- Born: November 22, 1962 (age 63) Bashkortostan, Russia
- Citizenship: Russia
- Detained at: Guantanamo
- Other name: Ravil Gumarov
- ISN: 203
- Charge: No charge (held in extrajudicial detention)
- Status: Repatriated

= Ravil Shafeyavich Gumarov =

Russian former Guantanamo Bay detainee (born 1962)

Ravil Gumarov is a Russian citizen who is alleged to have ties to terrorism.

Gumarov was one of eight Russians held by the United States in extrajudicial detention in the Guantanamo Bay detention camps, in Cuba.
His Guantanamo Internment Serial Number was 203.
The Department of Defense reports Gumaraov was born on November 22, 1962, in Gushva, Russia

He was repatriated to Russian custody, cleared, then released.

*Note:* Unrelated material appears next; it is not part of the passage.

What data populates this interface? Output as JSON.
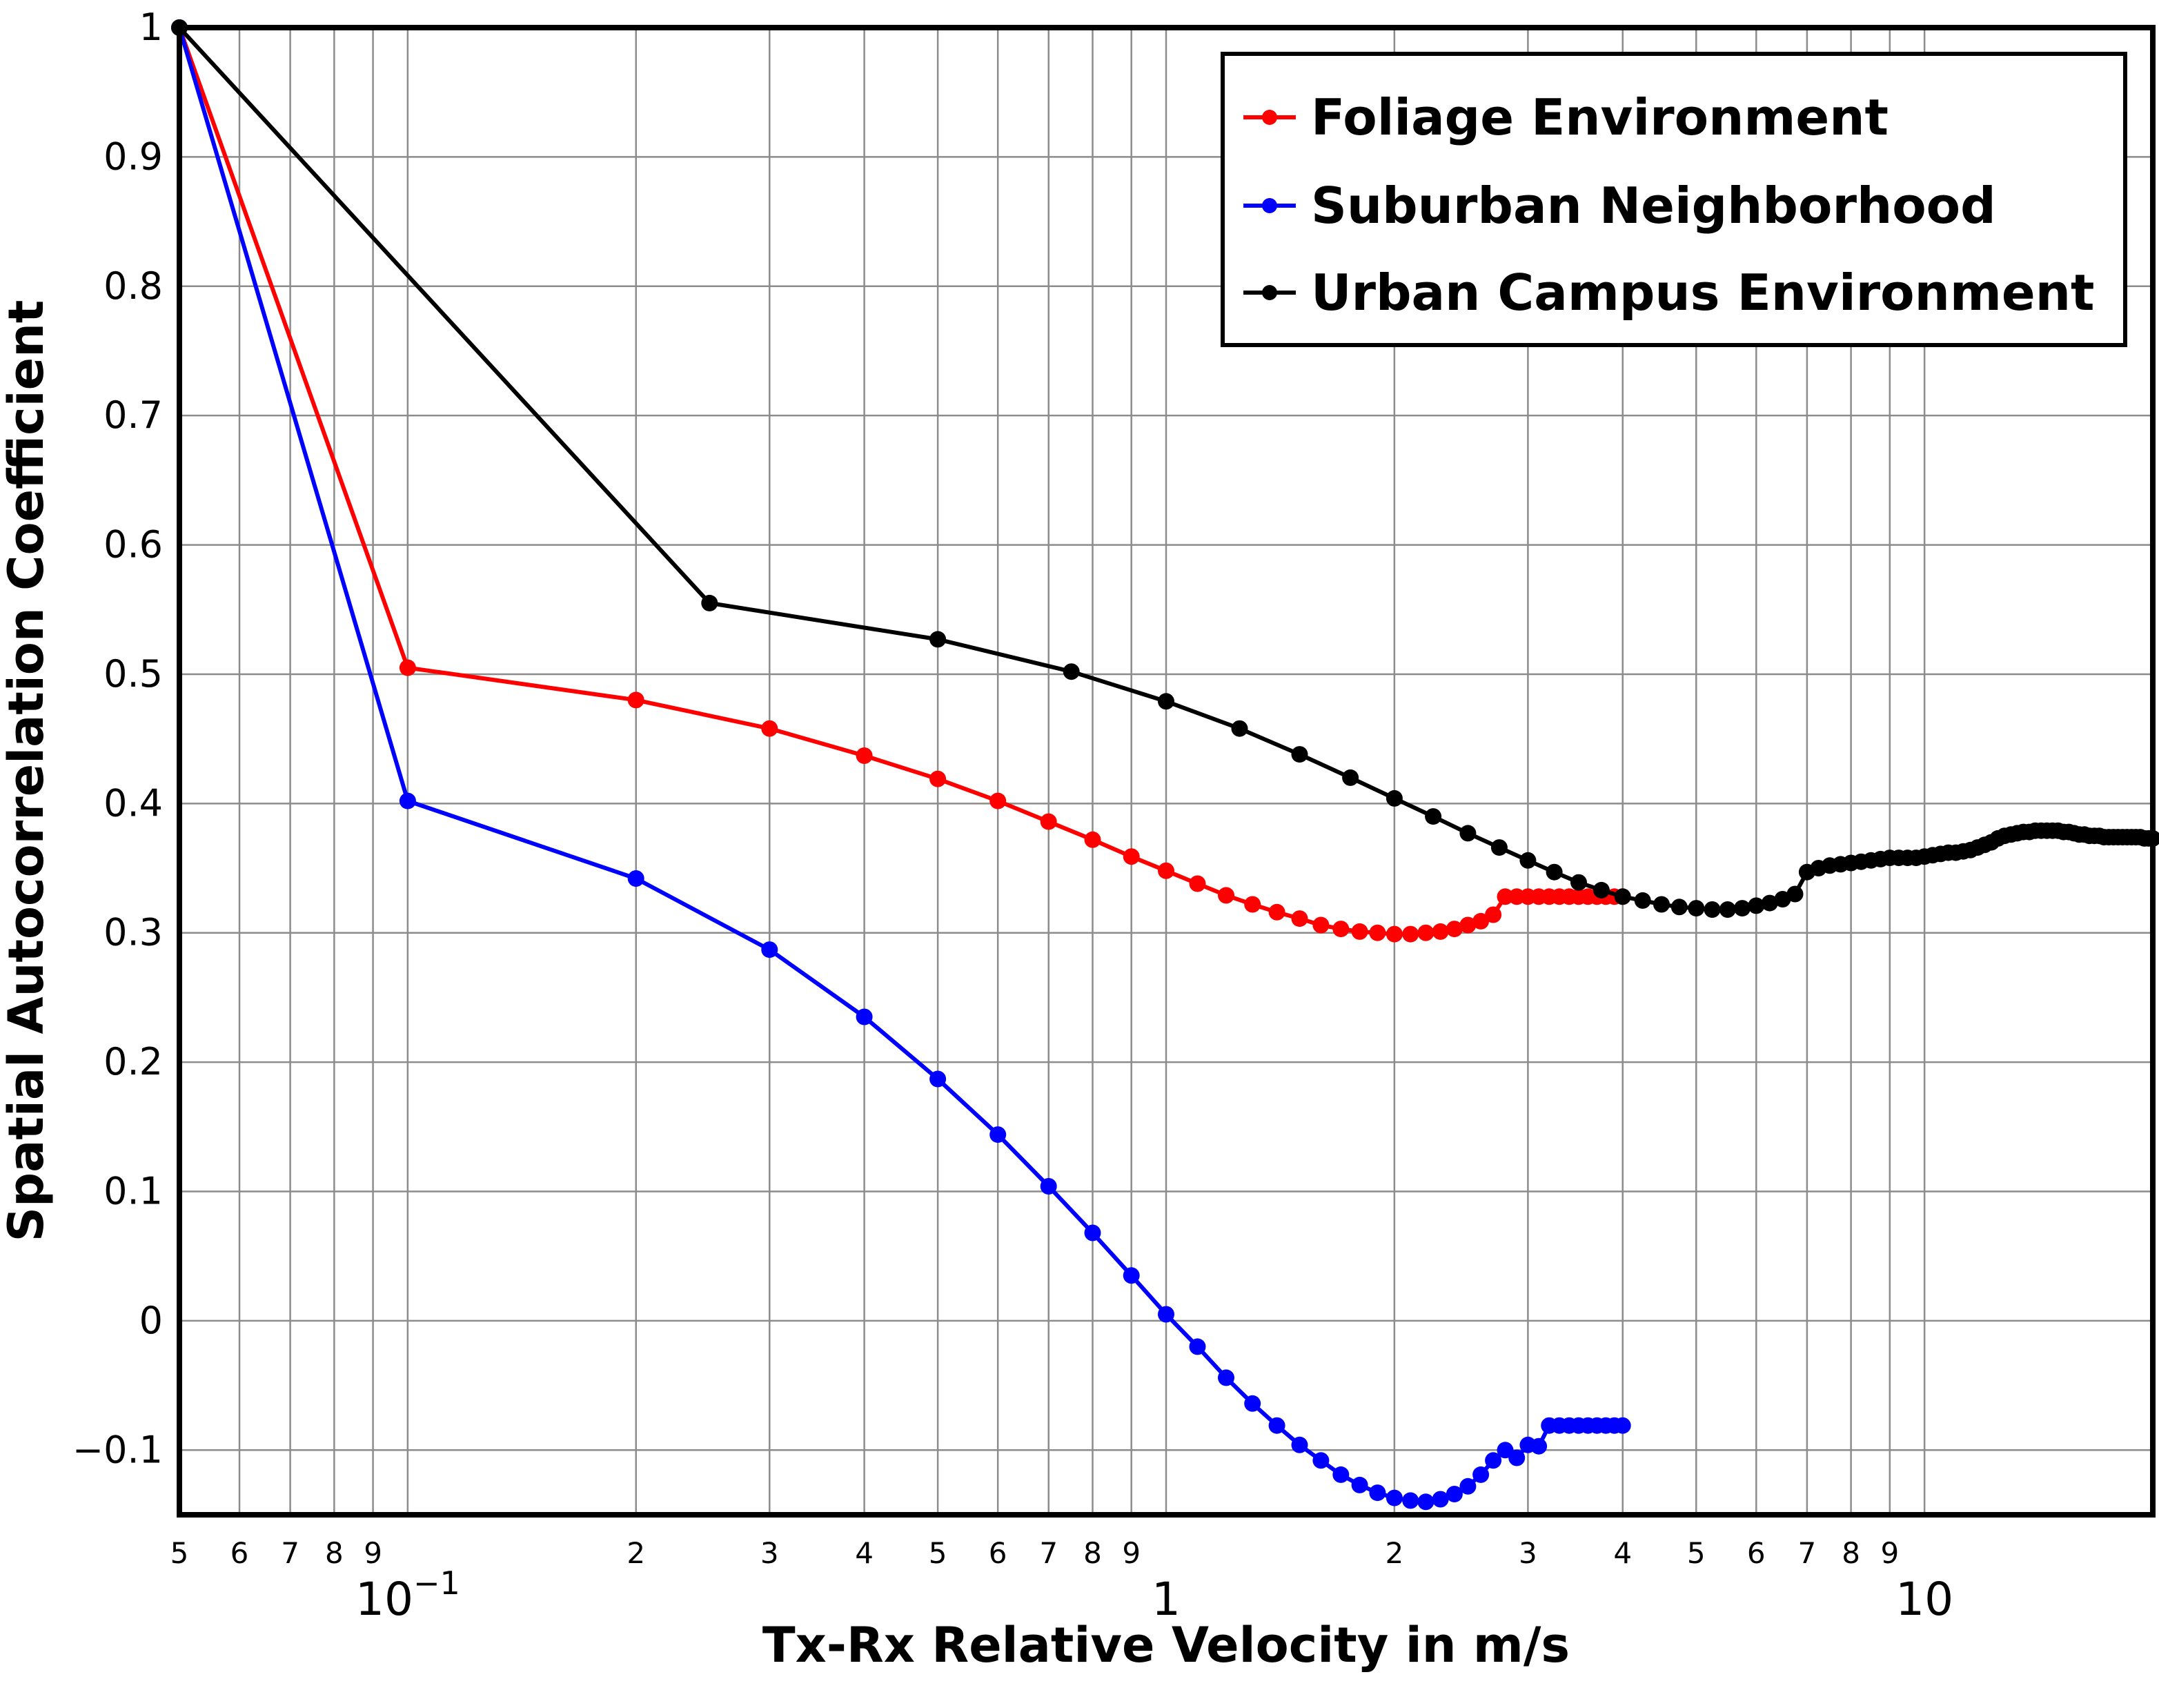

He was subsequently rearrested for suspicion of an act of sabotage. Gumarov, fellow Guantanamo detainee Timur Ishmuratov
and Fanis Shaikhutdinov were convicted of bombing a natural gas pipeline on May 9, 2006.
Gumarov has been described as a failed businessman from Sverdlovsk who is alleged to have had military training in Chechnya.

==Defense Intelligence Agency claims he "returned to terrorism"==

The Defense Intelligence Agency asserted Ravil Shafeyavich Gumarov had "returned to terrorism".
The DIA reported:
Ravil Shafeyavich Gumarov and Timur Ravilich Ishmurat were transferred to Russia in March 2004 and quickly released. Russian authorities arrested them in January 2005 for involvement in a gas line bombing. In May 2006 a Russian court convicted both, sentencing Gumarov to 13 years in prison and Ishmurat to 11 years.